As a part of lyrical analysis, our goal was to collect song lyrics for 8000+ pre-collected song title along with artist’s information. Here are different attempts to reach to a fair solution:
1st Attempt: While looking sites to use for scraping lyrics, we came across with one site (referred as AZ-1 here onward) that gave us good result for some of the song when manually tested. Based on this outcome, we wrote a logic to scrape lyrics from AZ-1. Just to test the logic, we ran first 100 songs and found some of the lyrics were missing at AZ-1. As the program is expected to collect lyrics on-going basis, 100% accuracy is must. We decided to further investigate better processes.

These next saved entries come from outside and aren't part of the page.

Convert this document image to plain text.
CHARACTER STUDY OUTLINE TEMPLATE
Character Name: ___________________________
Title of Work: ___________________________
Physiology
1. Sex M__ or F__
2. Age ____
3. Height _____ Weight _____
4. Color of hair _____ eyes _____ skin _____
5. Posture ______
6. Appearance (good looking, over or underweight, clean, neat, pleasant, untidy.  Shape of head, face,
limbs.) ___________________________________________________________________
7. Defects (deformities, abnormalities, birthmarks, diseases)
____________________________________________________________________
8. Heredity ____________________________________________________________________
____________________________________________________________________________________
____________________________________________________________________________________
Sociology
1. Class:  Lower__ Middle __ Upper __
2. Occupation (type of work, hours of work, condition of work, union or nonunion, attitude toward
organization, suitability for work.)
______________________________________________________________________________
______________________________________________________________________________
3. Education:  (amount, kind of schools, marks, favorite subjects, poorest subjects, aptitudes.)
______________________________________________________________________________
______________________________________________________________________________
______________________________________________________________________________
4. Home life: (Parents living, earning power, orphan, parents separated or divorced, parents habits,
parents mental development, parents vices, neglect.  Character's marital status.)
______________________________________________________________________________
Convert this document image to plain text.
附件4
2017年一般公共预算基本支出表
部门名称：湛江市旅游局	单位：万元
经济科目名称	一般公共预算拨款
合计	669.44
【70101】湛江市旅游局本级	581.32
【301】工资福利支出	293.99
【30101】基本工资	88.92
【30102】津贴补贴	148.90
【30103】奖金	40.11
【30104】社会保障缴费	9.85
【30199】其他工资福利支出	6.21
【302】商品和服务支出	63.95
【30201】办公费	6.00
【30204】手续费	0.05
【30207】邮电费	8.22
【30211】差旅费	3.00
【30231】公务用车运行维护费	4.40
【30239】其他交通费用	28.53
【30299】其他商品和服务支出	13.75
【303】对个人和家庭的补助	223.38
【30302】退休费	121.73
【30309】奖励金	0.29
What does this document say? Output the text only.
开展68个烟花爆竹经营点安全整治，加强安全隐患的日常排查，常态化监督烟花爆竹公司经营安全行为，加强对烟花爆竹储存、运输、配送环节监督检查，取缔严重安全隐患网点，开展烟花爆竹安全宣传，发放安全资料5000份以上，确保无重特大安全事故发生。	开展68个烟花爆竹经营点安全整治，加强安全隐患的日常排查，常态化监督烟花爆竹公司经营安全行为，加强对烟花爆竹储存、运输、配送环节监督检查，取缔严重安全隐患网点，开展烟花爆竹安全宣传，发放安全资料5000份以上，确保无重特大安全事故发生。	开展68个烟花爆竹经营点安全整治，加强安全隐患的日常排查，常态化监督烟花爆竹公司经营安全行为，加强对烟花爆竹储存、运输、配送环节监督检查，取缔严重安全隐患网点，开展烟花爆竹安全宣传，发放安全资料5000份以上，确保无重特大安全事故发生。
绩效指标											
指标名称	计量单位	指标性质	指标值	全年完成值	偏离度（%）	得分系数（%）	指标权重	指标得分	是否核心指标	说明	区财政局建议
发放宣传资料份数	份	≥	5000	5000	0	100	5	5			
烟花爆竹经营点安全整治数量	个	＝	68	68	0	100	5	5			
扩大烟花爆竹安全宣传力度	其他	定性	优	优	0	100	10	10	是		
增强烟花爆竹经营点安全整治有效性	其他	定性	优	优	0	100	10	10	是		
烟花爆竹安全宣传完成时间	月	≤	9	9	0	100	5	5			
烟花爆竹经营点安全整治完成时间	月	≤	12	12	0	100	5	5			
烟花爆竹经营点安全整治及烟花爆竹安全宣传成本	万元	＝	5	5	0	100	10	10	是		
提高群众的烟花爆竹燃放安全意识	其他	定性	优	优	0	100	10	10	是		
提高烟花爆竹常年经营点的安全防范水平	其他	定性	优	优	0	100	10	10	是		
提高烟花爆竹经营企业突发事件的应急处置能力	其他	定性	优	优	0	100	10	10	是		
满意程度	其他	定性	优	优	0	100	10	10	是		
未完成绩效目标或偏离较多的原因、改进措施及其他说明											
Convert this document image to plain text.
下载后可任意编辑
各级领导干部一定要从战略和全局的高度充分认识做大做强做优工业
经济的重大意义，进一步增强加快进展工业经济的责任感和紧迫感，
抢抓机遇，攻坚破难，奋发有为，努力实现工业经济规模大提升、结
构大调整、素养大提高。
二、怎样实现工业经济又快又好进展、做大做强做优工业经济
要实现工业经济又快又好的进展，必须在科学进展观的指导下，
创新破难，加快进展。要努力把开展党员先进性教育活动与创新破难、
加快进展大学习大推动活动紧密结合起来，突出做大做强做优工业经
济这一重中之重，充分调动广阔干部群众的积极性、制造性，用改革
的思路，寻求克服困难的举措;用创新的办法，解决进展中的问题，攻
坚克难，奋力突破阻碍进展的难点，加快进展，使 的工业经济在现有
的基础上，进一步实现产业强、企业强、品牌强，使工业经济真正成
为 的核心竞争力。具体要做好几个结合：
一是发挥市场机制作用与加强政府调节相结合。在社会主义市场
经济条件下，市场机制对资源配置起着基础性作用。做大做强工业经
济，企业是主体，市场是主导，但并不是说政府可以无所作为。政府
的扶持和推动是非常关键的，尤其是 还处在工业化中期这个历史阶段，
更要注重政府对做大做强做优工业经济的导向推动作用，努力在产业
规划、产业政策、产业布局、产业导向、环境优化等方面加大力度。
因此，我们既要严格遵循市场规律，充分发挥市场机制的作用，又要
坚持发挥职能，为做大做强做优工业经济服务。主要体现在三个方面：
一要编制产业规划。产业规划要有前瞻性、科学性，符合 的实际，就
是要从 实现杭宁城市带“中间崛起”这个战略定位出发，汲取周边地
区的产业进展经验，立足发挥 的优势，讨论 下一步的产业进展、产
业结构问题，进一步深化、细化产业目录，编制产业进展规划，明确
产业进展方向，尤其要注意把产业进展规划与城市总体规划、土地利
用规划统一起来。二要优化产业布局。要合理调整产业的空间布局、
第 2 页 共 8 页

2nd Attempt: Since it was identified that a source, i.e AZ-1, can’t be used to bring 100% accuracy, we started looking for other source by manually searching the songs for which we didn’t find the lyrics in our first attempt. In the process, we identified 6 more sites in the top 10 results of the search engine we used. Then we wrote parsing logic for all 6 of them to scrape lyrics and ran first 500 songs, took lot of time to execute, as the logic build to scrape lyrics from AZ-1, if not found than AZ-2, if not found than AZ-3 and so on…
3rd Attempt: Better performance is always a key factor to considered, which pushed us to think differently. We then decided to automate the manual process to use search engine to help us finding the right link, then use same parsing logic, written during 1st and 2nd attempt for multiple sites. We run it for 8000+ song and accuracy was 99.5%. We added few more sites into out list to handle remaining 0.5%. Cool!
The code is in production now, running on weekly basis, getting lyrics for all new songs that are been added every week. Knowing that we may not always find lyrics in those 10 sites, added mechanism to notify stake-holders for any failed attempt to scrape lyrics and made it easy to add more sites.
There is always a better solution, if we don’t consider last solution is a perfect attempt! Can we consider Apache Nutch here? Probably a candidate for next blog, if considered.